ハレルヤ
『シュヴァルツシルト半径』
「インピーダンス」
『スカラー』
紬と鈴が “しりとり“ をしていた。物理用語縛りで。
殴り合いとかではなく、平和的な戦いだと思って許可したが、……かわいくない。
「うっう――」 紬が頭を抱える。
『ほほっ。底が尽きたか、憐れ憐れ――』 鈴が煽る。
「じゃかあしい! ちったぁ黙っとけ、この悪霊!」
そろそろ潮時か。
「そこまでだ。一旦休憩。頭を冷せ」
俺は二人を引き剥がす。
「ほら、水を飲め。こんなんで喉を傷めたら、アホらしいぞ」
俺は紬に水の入ったコップを手渡す。
紬は『ありがとっ』と言って、ゴクゴクと飲み干す。
「珍しいな、お前がこんなにムキになるなんて」
紬は基本、人の悪口に反応しない。何を言われようが、無視している。
「うん。他人にどんな事言われても、気にならないんだけどね。

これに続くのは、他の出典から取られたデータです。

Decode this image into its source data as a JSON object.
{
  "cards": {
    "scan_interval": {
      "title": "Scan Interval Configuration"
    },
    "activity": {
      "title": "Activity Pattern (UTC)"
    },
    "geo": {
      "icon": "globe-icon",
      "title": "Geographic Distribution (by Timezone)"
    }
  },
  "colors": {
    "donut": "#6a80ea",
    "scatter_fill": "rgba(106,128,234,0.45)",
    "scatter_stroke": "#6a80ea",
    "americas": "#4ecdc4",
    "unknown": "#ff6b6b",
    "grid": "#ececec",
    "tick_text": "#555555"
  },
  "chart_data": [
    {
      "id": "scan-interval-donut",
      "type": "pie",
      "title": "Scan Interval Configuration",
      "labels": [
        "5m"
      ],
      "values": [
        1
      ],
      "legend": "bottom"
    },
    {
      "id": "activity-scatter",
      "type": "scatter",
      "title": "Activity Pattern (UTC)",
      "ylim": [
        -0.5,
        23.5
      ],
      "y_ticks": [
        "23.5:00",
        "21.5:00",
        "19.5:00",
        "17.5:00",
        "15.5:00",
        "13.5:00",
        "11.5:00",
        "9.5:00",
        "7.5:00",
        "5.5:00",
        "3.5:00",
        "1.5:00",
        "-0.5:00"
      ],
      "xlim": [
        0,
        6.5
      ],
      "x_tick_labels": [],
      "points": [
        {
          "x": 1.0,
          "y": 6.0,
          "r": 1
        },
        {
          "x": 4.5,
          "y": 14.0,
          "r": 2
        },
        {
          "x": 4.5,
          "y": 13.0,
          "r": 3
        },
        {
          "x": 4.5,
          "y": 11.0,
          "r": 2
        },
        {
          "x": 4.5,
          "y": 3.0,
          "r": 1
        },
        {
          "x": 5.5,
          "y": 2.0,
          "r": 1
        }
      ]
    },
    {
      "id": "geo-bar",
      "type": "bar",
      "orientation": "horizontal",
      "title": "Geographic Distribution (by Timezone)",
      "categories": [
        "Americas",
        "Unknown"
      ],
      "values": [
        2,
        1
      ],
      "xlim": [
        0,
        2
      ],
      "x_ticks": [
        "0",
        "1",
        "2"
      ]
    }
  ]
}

なんかアイツに言われると、聞き流せないのよ」
『好きの反対は無関心』と云うが、この二人はそういう冷めた関係じゃないという事か。
「さてっと。次こそあいつに吠え面かかせてやる!」
休息を終えた戦士は、戦場へと戻る。
西の稜線から、太陽の光が突き上げてきた。
雲は下から伸びる赤い光に色づき、上は灰色に黒ずんで行く。
うだるような暑さも、足早に去って行く。
一日が、終わりを迎えようとしていた。
母屋から、女中が一人やって来た。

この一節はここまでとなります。